Последняя фраза эхом отдавалась в моей голове как удар гонга. Именно это мне так сложно было принять: что что-либо из этого экстраординарного богатства, даже самая крохотная его часть, действительно принадлежало мне.
Я медленно двинулась к одежде, испытывая смесь волнения и чего-то, дискомфортно близкого к благоговению. Моим местом шопинга был Уолмарт. А здесь были ярлычки с брендами Dior, Versace, Chanel, Hermes и Armani, до сих пор с ценниками, которые заставляли меня ахать от шока и неизменно прагматичного ужаса. Тут имелись костюмы, платья и вечерние наряды, с подходящими туфлями, шарфами и сумочками, разложенными на полочках под ними.
Рядом с горой коробок из универмага, видимо, содержавших неизвестное «прочее», я нашла дизайнерскую спортивную одежду, джинсы от брендов, о которых я никогда не слышала и (о, спасибо, Леннокс, за то, в чём я разбиралась!) мягкие фланелевые рубашки и походные ботинки. Стопка футболок, толстовок, трусиков, лифчиков, полдюжины сорочек с халатами в комплекте. Носки, кроссовки, ботинки, сандалии, шлёпанцы, шапки, перчатки, куртки.
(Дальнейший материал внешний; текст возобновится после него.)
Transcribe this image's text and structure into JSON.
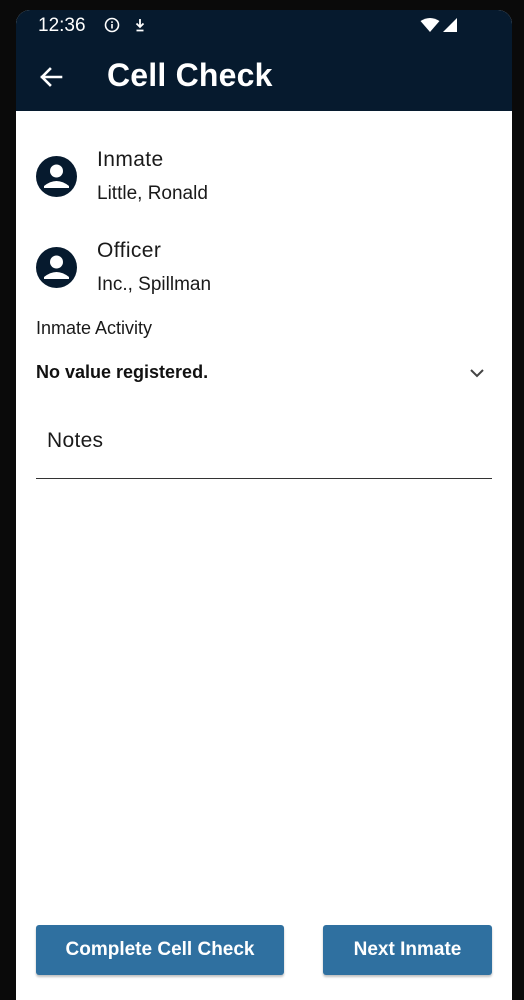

Взяв с вешалки платье Chanel, я приложила его к себе спереди и посмотрела на себя в зеркало с изумлением, которое боролось с глубинной тревогой. Мой новый гардероб значительно превосходил броню, на которую я надеялась, и я не сомневалась, что Леннокс выбрала эти вещи, чтобы я точно была готова к потенциально капризной конфронтации с отдельными частями города, но одно лишь это платье оплатило бы аренду нашего жилья на год. Я никогда в жизни не носила ничего, что стоило бы дороже 30–40 долларов. А тут всё в двух экземплярах. За исключением переписки с Эсте, ничто в сегодняшнем утре не поддавалось осмыслению. За удовольствием притаилась тревожность. Я читала новостные
статьи о выигравших в лотерею людях, чьи миры отправились прямиком в ад после обретения богатства.— Инструменты, — пробормотала я, возвращая платье на вешалку. Если я думала о нарядах как о полезном инвентаре, становилось проще. Выйдя из гардероба, я увидела две коридорных тележки, незаметно оставленных в сторонке, и сделала мысленную пометку вернуться попозже и перевезти вещи.
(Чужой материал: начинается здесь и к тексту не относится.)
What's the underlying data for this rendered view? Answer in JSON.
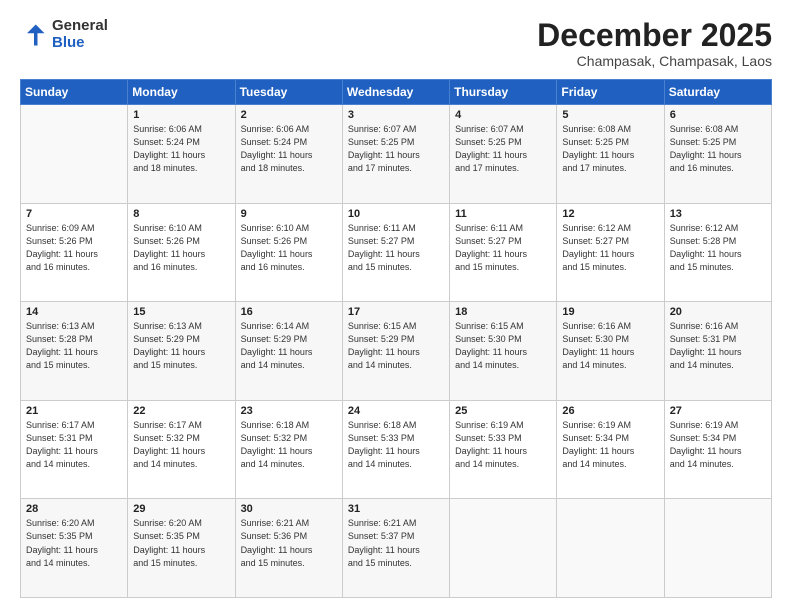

Сегодня днём я встречусь с мистером Бальфуром в другом своём платье. Мне нужно свыкнуться с идеей надеть вещь, которая стоила дороже, чем моя машина.
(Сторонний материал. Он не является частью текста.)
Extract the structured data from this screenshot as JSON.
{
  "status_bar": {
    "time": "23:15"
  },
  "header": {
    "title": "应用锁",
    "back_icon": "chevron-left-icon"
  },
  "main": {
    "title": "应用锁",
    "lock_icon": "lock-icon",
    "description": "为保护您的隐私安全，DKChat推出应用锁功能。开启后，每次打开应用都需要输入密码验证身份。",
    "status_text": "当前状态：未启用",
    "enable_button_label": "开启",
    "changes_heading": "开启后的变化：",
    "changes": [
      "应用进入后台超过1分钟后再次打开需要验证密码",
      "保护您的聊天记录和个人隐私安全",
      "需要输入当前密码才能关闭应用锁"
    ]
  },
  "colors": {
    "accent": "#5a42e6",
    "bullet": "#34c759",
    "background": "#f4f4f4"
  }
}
Внезапно мне захотелось как можно скорее покинуть южное крыло особняка, но устремляясь к двери, я обнаружила второй конверт, прислонённый к вазе с цветами — моё имя было написано на нём размашистым, но всё же женственным почерком. Я взяла его и перевернула, чтобы открыть, но обнаружила старомодную алую восковую печать, тиснёную инициалом К на месте скрепления краёв конверта, а на обратной стороне кремовой кальки была написана записка: «Не открывай это, пока не проживёшь в особняке семь полных дней и ночей».
Я нахмурилась. Это от Джунипер? Тут содержался генетический анализ, сообщавший мне, кем именно мы друг другу приходились? Почему я должна неделю не открывать это? Или, точнее, «семь полных дней и ночей», что казалось мне весьма странной формулировкой для описания недели. Формально это даже больше. Я приехала вечером понедельника. Значит, тот день не считался за полный день и ночь.
Более того, кто узнает? За мной наблюдают? Я с любопытством осмотрелась, проверяя каждый угол покоев в поисках камер. Ни одной, насколько я могла сказать. Открытие конверта посчитается за нарушение условий наследования? Это испытание?
Испытывая раздражение из-за очередного загадочного, контролирующего заявления, сжимая конверт в руке, я поспешила выйти за дверь, посчитав, что на поиски обратной дороги уйдёт столько времени, что я едва успею переодеться перед встречей с мистером Бальфуром.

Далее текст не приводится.